Читаем Зверь из бездны полностью

Я слушал грубые признания этого животного, и снова в моей памяти вставало грустное, красивое, с затаенной в глазах лукавостью лицо женщины, и мне было жаль ее, и рождалось желание освободить жертву сидящего около меня гориллы… Не знаю, почему, но я был убежден, что она не любит этого Гаргантюа, который взял ее, подобно первобытному человеку, ударом по голове… В юности мы склонны спасать, особенно женщин от мужчин, и в таких случаях к нашим услугам вся необузданная фантазия мечтательности и сентиментальности, свойственная переходному возрасту, а может быть, и просто чистоте и поэзии всякой юности. Трудно в этом разобраться. Несомненно, что красота объекта спасания все-таки необходимое условие в таких случаях.

— Ну поплыву к своей бабеночке… Боится, поди, одна спать-то…

Рыжий горилла надел дырявые штаны и протянул волосатую лапу.

— Заплывай когда в гости!.. Ухой угощу, раков сварю… Собачку вот надо завести, а то уплыву на реку, а Марька — одна… Кто их знает!.. Собака не пустит, брехать начнет, а теперь уедешь, а она… Другой раз деревенские парни заплывают… Не верю я ей что-то: глаза у нее воровские… Прощай покуда!

Ермила влез в ботник, отпихнулся веслом и быстро исчез в темноте, словно провалился в пропасть. Только всплески весла долго еще слышались во мраке… Я снова впустил Пегаса, и сам залез в шалаш и, свернувшись калачиком, подобно своей собаке, закрыл глаза и предался размышлениям все на ту же тему, то есть о жертве гориллы и ее освобождении. Да так с этими мыслями и заснул. Снился жуткий сон: горилла, наклонившись над моим изголовьем, душил меня за горло жилистой ручищей и хрипел:

— A-а, вот ты как! Марьку захотел отбить!..

А когда я проснулся, озеро уже было розовым, и в легких испарениях над его поверхностью ярко вырисовывались камыши, плавуны[238] и кувшинки…

* * *

Ярко и радостно сверкал день над озером. Я давно напился чаю, закусил сам да покормил и Пегаса. Пегас лежал на траве и ловил мух, а мне было нечего делать. Почитал захваченную с собой книгу — «Руководство к натаскиванию собак», — но, поймав взором синеватый дымок, фимиамом возносящийся к безоблачному небу, отбросил книгу в сторону: «Должно быть, дымок там, у гориллы… Марья готовит пищу для своего зверюги… Да, как раз в той стороне».

Почему-то интерес к этому дымку так возрос, что я не удовольствовался догадками, а полез на высокую прибрежную иву, откуда рассчитывал узнать действительное происхождение дыма. Так оно и оказалось: с ивы была видна, как на ладони, лачужка и дымящийся около нее костер… А около костра сидела женщина. Хотелось закричать с дерева: «Марька! Я здесь!..»

С высоты я видел целую группу озер, соединившихся такими же узкими проливчиками, каким соединялось мое озеро с соседним. На одном из этих озер я увидел в ботнике и гориллу: он перебирал вытягиваемые из воды сети, и они играли на солнце бриллиантовыми капельками, словно сказочное одеяние подводной царицы. Долго я наблюдал за гориллой и несказанно обрадовался, когда он направил ботник в проран, ведущий в реку. Чему я обрадовался, я не знаю. Я это понял, лишь спустившись с ивы наземь.

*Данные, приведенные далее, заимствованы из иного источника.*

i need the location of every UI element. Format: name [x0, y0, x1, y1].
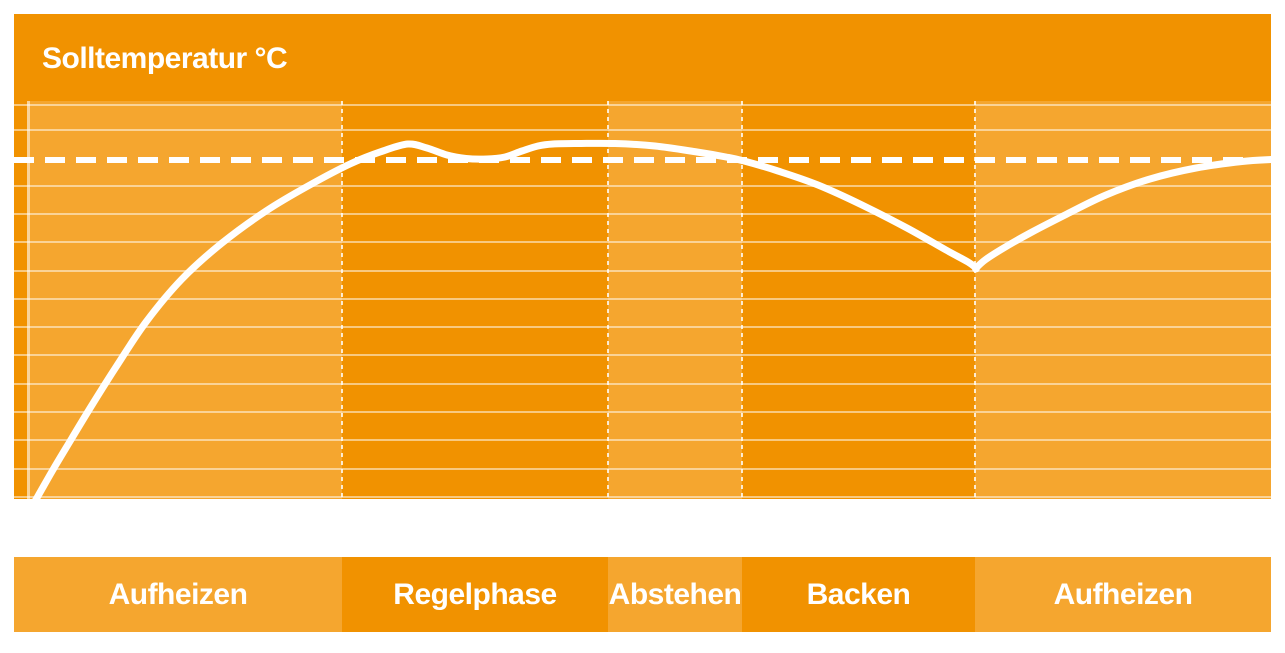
- phase-label: Aufheizen: [108, 577, 248, 611]
- gridline: [14, 383, 1271, 385]
- gridline: [14, 411, 1271, 413]
- phase-label: Aufheizen: [1053, 577, 1193, 611]
- phase-boundary-dotted-line: [607, 101, 609, 499]
- gridline: [14, 185, 1271, 187]
- gridline: [14, 468, 1271, 470]
- gridline: [14, 354, 1271, 356]
- phase-boundary-dotted-line: [341, 101, 343, 499]
- gridline: [14, 241, 1271, 243]
- gridline: [14, 439, 1271, 441]
- phase-label: Abstehen: [608, 577, 742, 611]
- phase-segment-abstehen: Abstehen: [608, 557, 742, 632]
- phase-boundary-dotted-line: [974, 101, 976, 499]
- gridline: [14, 129, 1271, 131]
- temperature-curve: [32, 139, 1271, 499]
- gridline: [14, 496, 1271, 498]
- phase-boundary-dotted-line: [741, 101, 743, 499]
- phase-band: [30, 101, 342, 499]
- phase-bar: Aufheizen Regelphase Abstehen Backen Aufheiz…: [14, 557, 1271, 632]
- gridline: [14, 213, 1271, 215]
- gridline: [14, 298, 1271, 300]
- phase-label: Backen: [806, 577, 911, 611]
- phase-band: [608, 101, 742, 499]
- phase-segment-aufheizen: Aufheizen: [975, 557, 1271, 632]
- gridline: [14, 270, 1271, 272]
- chart-title: Solltemperatur °C: [42, 42, 288, 75]
- phase-segment-aufheizen: Aufheizen: [14, 557, 342, 632]
- phase-segment-backen: Backen: [742, 557, 975, 632]
- gridline: [14, 104, 1271, 106]
- temperature-curve-svg: [14, 139, 1271, 499]
- temperature-chart: Solltemperatur °C: [14, 14, 1271, 499]
- phase-segment-regelphase: Regelphase: [342, 557, 608, 632]
- phase-label: Regelphase: [393, 577, 557, 611]
- axis-line: [27, 101, 30, 499]
- gridline: [14, 326, 1271, 328]
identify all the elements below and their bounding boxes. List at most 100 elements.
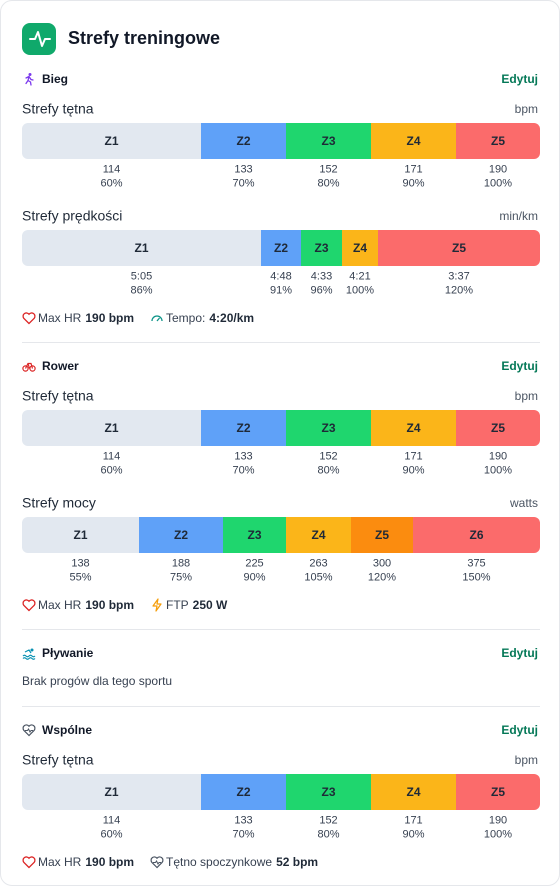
zone-percent: 55%: [69, 571, 92, 584]
zone-segment: Z3: [223, 517, 286, 553]
unit: bpm: [514, 388, 538, 403]
stat: FTP 250 W: [166, 598, 227, 612]
edit-link[interactable]: Edytuj: [501, 722, 538, 737]
zone-value: 114: [102, 814, 121, 827]
stat-label: Max HR: [38, 597, 82, 612]
zone-percent: 120%: [367, 571, 397, 584]
group-title: Strefy tętna: [22, 100, 94, 117]
zone-value: 5:05: [130, 270, 153, 283]
empty-text: Brak progów dla tego sportu: [22, 673, 173, 688]
zone-bar: Z1 Z2 Z3 Z4 Z5: [22, 230, 540, 266]
stat-value: 52 bpm: [276, 854, 319, 869]
zone-segment: Z5: [351, 517, 413, 553]
zone-value: 190: [488, 163, 508, 176]
stat-label: FTP: [166, 597, 189, 612]
edit-link[interactable]: Edytuj: [501, 645, 538, 660]
zone-segment: Z5: [456, 123, 540, 159]
zone-segment: Z4: [371, 123, 456, 159]
zone-value: 190: [488, 450, 508, 463]
section-name: Rower: [42, 358, 79, 373]
zone-segment: Z6: [413, 517, 540, 553]
group-title: Strefy tętna: [22, 387, 94, 404]
unit: bpm: [514, 101, 538, 116]
stat-value: 4:20/km: [209, 310, 255, 325]
zone-value: 4:33: [310, 270, 333, 283]
zone-segment: Z2: [201, 123, 286, 159]
group-title: Strefy mocy: [22, 494, 96, 511]
section-icon: [22, 646, 36, 660]
unit: bpm: [514, 752, 538, 767]
stat: Max HR 190 bpm: [38, 855, 134, 869]
zone-value: 4:48: [270, 270, 292, 283]
zone-percent: 60%: [100, 464, 123, 477]
zone-percent: 75%: [169, 571, 193, 584]
zone-bar: Z1 Z2 Z3 Z4 Z5 Z6: [22, 517, 540, 553]
zone-value: 188: [171, 557, 191, 570]
zone-segment: Z4: [342, 230, 378, 266]
zone-segment: Z3: [286, 410, 371, 446]
stat-label: Max HR: [38, 854, 82, 869]
stat: Max HR 190 bpm: [38, 598, 134, 612]
stat-value: 190 bpm: [85, 597, 135, 612]
zone-segment: Z1: [22, 410, 201, 446]
zone-percent: 60%: [100, 177, 123, 190]
section-name: Pływanie: [42, 645, 94, 660]
zone-segment: Z5: [456, 774, 540, 810]
zone-value: 152: [319, 163, 338, 176]
zone-percent: 100%: [483, 177, 513, 190]
zone-value: 133: [234, 814, 253, 827]
stat-label: Tempo:: [166, 310, 206, 325]
zone-segment: Z5: [378, 230, 540, 266]
zone-value: 114: [102, 163, 121, 176]
unit: watts: [509, 495, 538, 510]
zone-percent: 60%: [100, 828, 123, 841]
zone-percent: 105%: [304, 571, 333, 584]
zone-value: 190: [488, 814, 508, 827]
unit: min/km: [499, 208, 538, 223]
zone-value: 171: [404, 450, 423, 463]
zone-value: 152: [319, 450, 338, 463]
header-icon: [22, 23, 56, 55]
zone-percent: 91%: [269, 284, 293, 297]
zone-segment: Z1: [22, 123, 201, 159]
zone-percent: 70%: [232, 177, 255, 190]
section-icon: [22, 723, 36, 737]
zone-segment: Z2: [201, 774, 286, 810]
section-name: Bieg: [42, 71, 69, 86]
section-icon: [22, 72, 36, 86]
zone-percent: 90%: [402, 464, 425, 477]
stat-icon: [22, 855, 36, 869]
zone-value: 263: [309, 557, 328, 570]
stat-icon: [22, 598, 36, 612]
zone-segment: Z1: [22, 774, 201, 810]
group-title: Strefy prędkości: [22, 207, 123, 224]
section-icon: [22, 359, 36, 373]
stat-value: 190 bpm: [85, 310, 135, 325]
stat: Tętno spoczynkowe 52 bpm: [166, 855, 318, 869]
zone-percent: 120%: [444, 284, 474, 297]
zone-percent: 100%: [483, 828, 513, 841]
stat: Tempo: 4:20/km: [166, 311, 254, 325]
edit-link[interactable]: Edytuj: [501, 71, 538, 86]
zone-bar: Z1 Z2 Z3 Z4 Z5: [22, 123, 540, 159]
section-name: Wspólne: [42, 722, 92, 737]
title: Strefy treningowe: [68, 28, 221, 49]
zone-segment: Z2: [139, 517, 223, 553]
zone-percent: 90%: [402, 177, 425, 190]
stat-label: Tętno spoczynkowe: [166, 854, 273, 869]
zone-segment: Z4: [371, 410, 456, 446]
zone-percent: 90%: [402, 828, 425, 841]
zone-value: 171: [404, 814, 423, 827]
zone-segment: Z2: [201, 410, 286, 446]
zone-value: 4:21: [349, 270, 371, 283]
zone-segment: Z2: [261, 230, 301, 266]
stat-icon: [150, 855, 164, 869]
stat-icon: [150, 311, 164, 325]
zone-segment: Z3: [286, 123, 371, 159]
zone-segment: Z5: [456, 410, 540, 446]
zone-bar: Z1 Z2 Z3 Z4 Z5: [22, 410, 540, 446]
zone-percent: 100%: [345, 284, 375, 297]
edit-link[interactable]: Edytuj: [501, 358, 538, 373]
zone-segment: Z1: [22, 230, 261, 266]
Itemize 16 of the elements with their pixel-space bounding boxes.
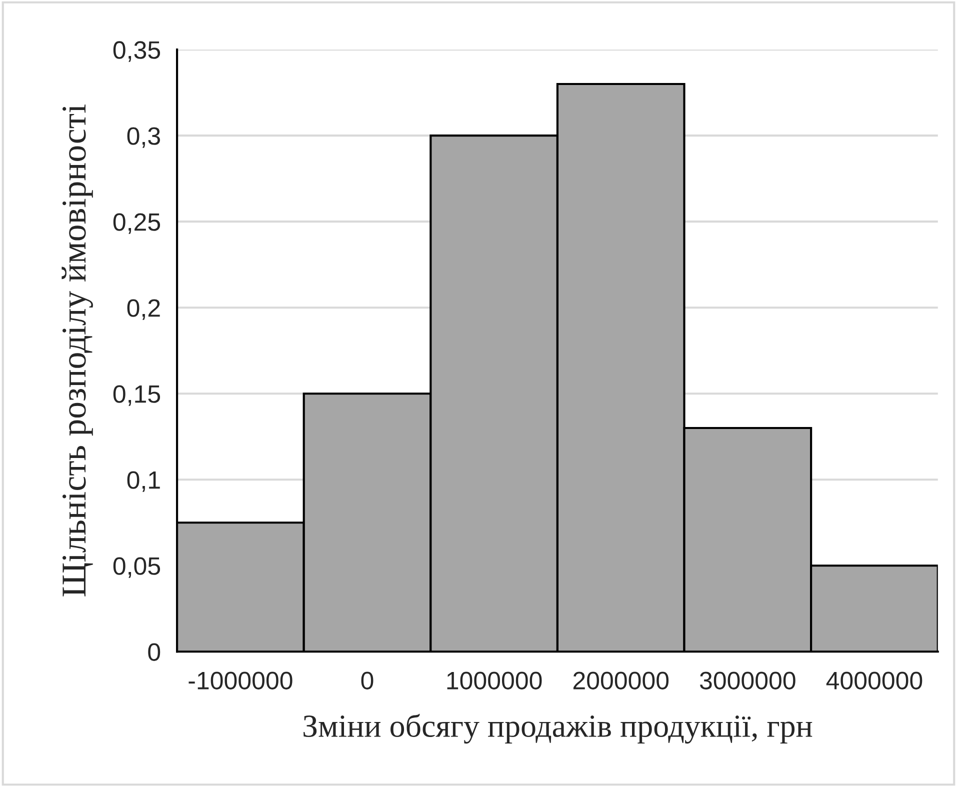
y-tick-label: 0,3 [127,127,160,148]
x-tick-label: 0 [361,672,374,690]
y-tick-label: 0,1 [127,471,160,492]
x-axis-title: Зміни обсягу продажів продукції, грн [304,714,812,744]
y-tick-label: 0,25 [113,213,160,234]
y-axis-title: Щільність розподілу ймовірності [62,104,93,596]
y-tick-label: 0 [148,643,160,661]
y-tick-label: 0,35 [113,41,160,62]
y-tick-label: 0,15 [113,385,160,406]
y-tick-label: 0,2 [127,299,160,320]
x-tick-label: 1000000 [447,672,542,690]
x-tick-label: 4000000 [826,672,922,690]
x-tick-label: 2000000 [573,672,669,690]
x-tick-label: 3000000 [700,672,796,690]
x-tick-label: -1000000 [188,672,292,690]
y-tick-label: 0,05 [113,557,160,578]
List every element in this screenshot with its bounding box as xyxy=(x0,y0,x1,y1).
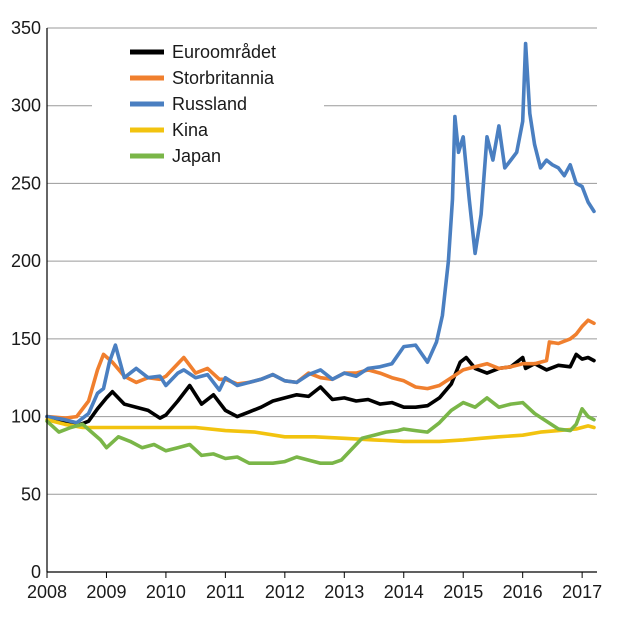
legend: Euroområdet Storbritannia Russland Kina Japa… xyxy=(130,42,276,166)
x-axis-tick-labels: 2008 2009 2010 2011 2012 2013 2014 2015 2016 2017 xyxy=(27,582,602,602)
series-line-japan xyxy=(45,396,596,465)
x-tick-label: 2014 xyxy=(384,582,424,602)
x-tick-label: 2016 xyxy=(503,582,543,602)
series-line-storbritannia xyxy=(45,318,596,420)
y-tick-label: 200 xyxy=(11,251,41,271)
y-tick-label: 150 xyxy=(11,329,41,349)
x-tick-label: 2015 xyxy=(443,582,483,602)
y-tick-label: 0 xyxy=(31,562,41,582)
y-tick-label: 250 xyxy=(11,173,41,193)
legend-label-euroomr-det: Euroområdet xyxy=(172,42,276,62)
series-lines xyxy=(45,41,596,465)
y-tick-label: 100 xyxy=(11,407,41,427)
legend-label-japan: Japan xyxy=(172,146,221,166)
x-tick-label: 2008 xyxy=(27,582,67,602)
x-tick-label: 2013 xyxy=(324,582,364,602)
x-tick-label: 2010 xyxy=(146,582,186,602)
y-tick-label: 50 xyxy=(21,484,41,504)
x-tick-label: 2017 xyxy=(562,582,602,602)
legend-label-kina: Kina xyxy=(172,120,209,140)
axes xyxy=(46,28,597,578)
y-axis-tick-labels: 0 50 100 150 200 250 300 350 xyxy=(11,18,41,582)
y-tick-label: 300 xyxy=(11,96,41,116)
series-line-russland xyxy=(45,41,596,425)
x-tick-label: 2009 xyxy=(86,582,126,602)
legend-label-storbritannia: Storbritannia xyxy=(172,68,275,88)
series-line-kina xyxy=(45,417,596,444)
legend-label-russland: Russland xyxy=(172,94,247,114)
y-tick-label: 350 xyxy=(11,18,41,38)
x-tick-label: 2011 xyxy=(206,582,245,602)
x-tick-label: 2012 xyxy=(265,582,305,602)
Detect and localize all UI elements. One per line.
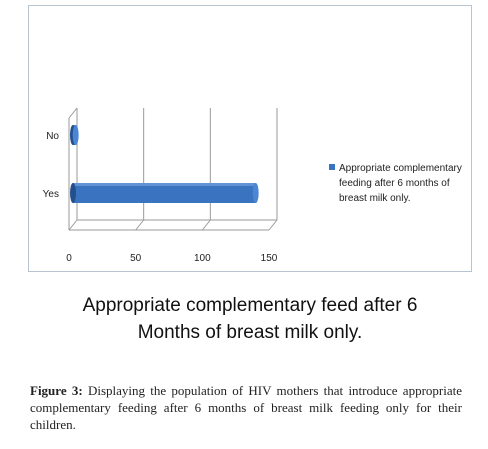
chart-title-line-1: Appropriate complementary feed after 6 xyxy=(82,295,418,316)
chart-title-line-2: Months of breast milk only. xyxy=(137,322,363,343)
y-tick-label-no: No xyxy=(46,131,59,142)
x-tick-label-50: 50 xyxy=(130,253,142,264)
gridline-depth-100 xyxy=(201,219,211,231)
y-tick-label-yes: Yes xyxy=(43,189,59,200)
gridline-depth-0 xyxy=(68,219,78,231)
bar-cap-start-yes xyxy=(70,183,76,203)
x-tick-label-0: 0 xyxy=(66,253,72,264)
chart-frame: Yes No 0 50 100 150 Appropriate complementary… xyxy=(28,5,472,272)
x-tick-label-150: 150 xyxy=(261,253,278,264)
gridline-depth-50 xyxy=(135,219,145,231)
figure-label: Figure 3: xyxy=(30,383,83,398)
chart-title: Appropriate complementary feed after 6 M… xyxy=(30,292,470,346)
legend-swatch xyxy=(329,164,335,170)
legend-entry-line-3: breast milk only. xyxy=(339,193,411,204)
gridline-depth-150 xyxy=(268,219,278,231)
legend-entry-line-2: feeding after 6 months of xyxy=(339,178,450,189)
bar-cap-end-yes xyxy=(252,183,259,203)
legend-entry-line-1: Appropriate complementary xyxy=(339,163,462,174)
bar-no xyxy=(70,125,79,145)
bar-highlight-yes xyxy=(73,183,256,186)
y-axis-depth xyxy=(68,107,78,119)
bar-yes xyxy=(70,183,259,203)
legend: Appropriate complementary feeding after … xyxy=(329,163,462,204)
bar-body-yes xyxy=(73,183,256,203)
figure-caption: Figure 3: Displaying the population of H… xyxy=(30,382,462,433)
tick-layer: Yes No 0 50 100 150 xyxy=(43,131,278,264)
grid-layer xyxy=(68,107,278,231)
figure-caption-text: Displaying the population of HIV mothers… xyxy=(30,383,462,432)
bar-cap-end-no xyxy=(72,125,79,145)
bar-chart: Yes No 0 50 100 150 Appropriate complementary… xyxy=(43,107,462,264)
bar-layer xyxy=(70,125,259,203)
x-tick-label-100: 100 xyxy=(194,253,211,264)
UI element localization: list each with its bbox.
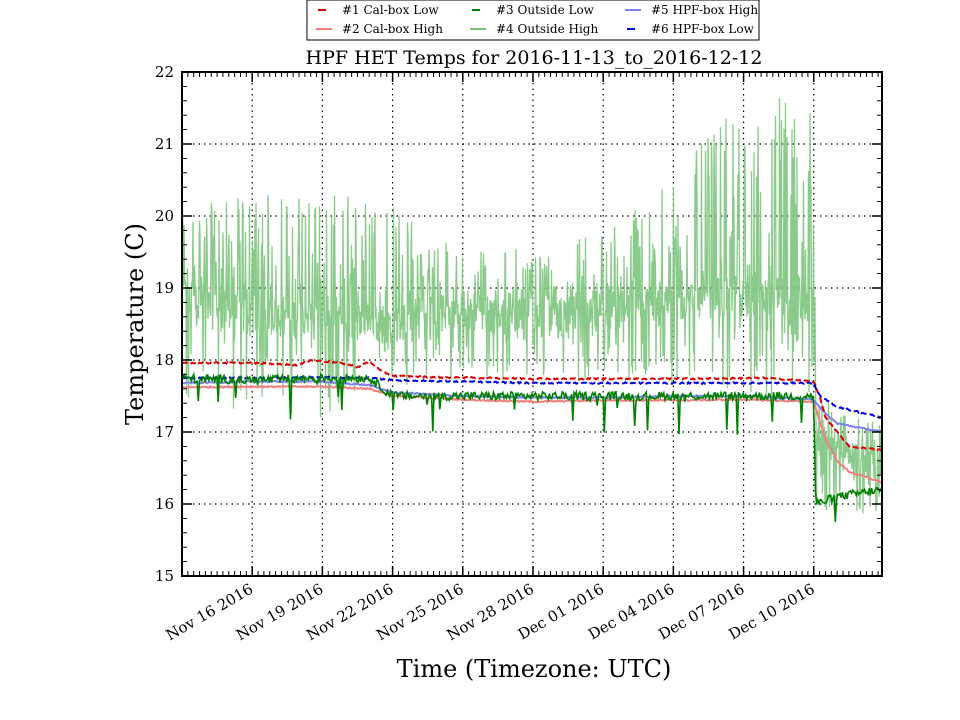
series-6 <box>182 375 882 419</box>
series-line <box>182 384 882 484</box>
y-tick-label: 17 <box>155 423 174 441</box>
y-tick-label: 19 <box>155 279 174 297</box>
series-4 <box>182 97 882 514</box>
y-tick-label: 22 <box>155 63 174 81</box>
y-tick-labels: 15 16 17 18 19 20 21 22 <box>155 63 174 585</box>
series-1 <box>182 358 882 452</box>
y-tick-label: 18 <box>155 351 174 369</box>
series-3 <box>182 371 882 522</box>
plot-series <box>182 97 882 522</box>
series-line <box>182 371 882 522</box>
legend-entry-label: #3 Outside Low <box>496 3 595 17</box>
grid <box>182 72 882 576</box>
legend: #1 Cal-box Low #2 Cal-box High #3 Outside … <box>306 0 760 41</box>
y-tick-label: 21 <box>155 135 174 153</box>
legend-box <box>306 0 760 41</box>
series-line <box>182 375 882 419</box>
plot-frame <box>181 71 883 577</box>
y-tick-label: 20 <box>155 207 174 225</box>
chart-title: HPF HET Temps for 2016-11-13_to_2016-12-… <box>306 47 763 69</box>
x-axis-label: Time (Timezone: UTC) <box>397 655 672 683</box>
legend-entry-label: #2 Cal-box High <box>342 22 443 36</box>
y-tick-label: 15 <box>155 567 174 585</box>
legend-entry-label: #5 HPF-box High <box>651 3 758 17</box>
y-axis-label: Temperature (C) <box>121 223 149 425</box>
series-line <box>182 358 882 452</box>
series-line <box>182 97 882 514</box>
axis-ticks <box>181 71 882 577</box>
legend-entry-label: #6 HPF-box Low <box>651 22 755 36</box>
legend-entry-label: #4 Outside High <box>496 22 598 36</box>
y-tick-label: 16 <box>155 495 174 513</box>
series-2 <box>182 384 882 484</box>
legend-entry-label: #1 Cal-box Low <box>342 3 439 17</box>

— А что, Пегас, не проехаться ли нам да не поискать ли выводков в камышиных зарослях?

Пегас залаял от радости и начал метаться от ботника ко мне и обратно. Понял. Удивительно умное животное: только не говорит! А все-таки понял не все: выводки выводками, а где-то там, за выводками, прячется смутное желание поискать их поближе к Марьке. Проехать мимо, переброситься словом — ведь это никому не заказано, тем более что и гориллы-то нет дома…

Побросав камышовый дом и все хозяйство, я забрал ружье, Пегаса и поплыл на ботничке в соседние страны. Причаливая к попутным островкам, я выпускал собаку на бережок, а сам объезжал его вокруг и держал ружье наготове. Пегас добросовестно рыскал в камышах, булькал и фыркал носом и вдруг затихал и выглядывал из зарослей и смотрел на меня, словно говорил: «Едем дальше, здесь ничего нет!»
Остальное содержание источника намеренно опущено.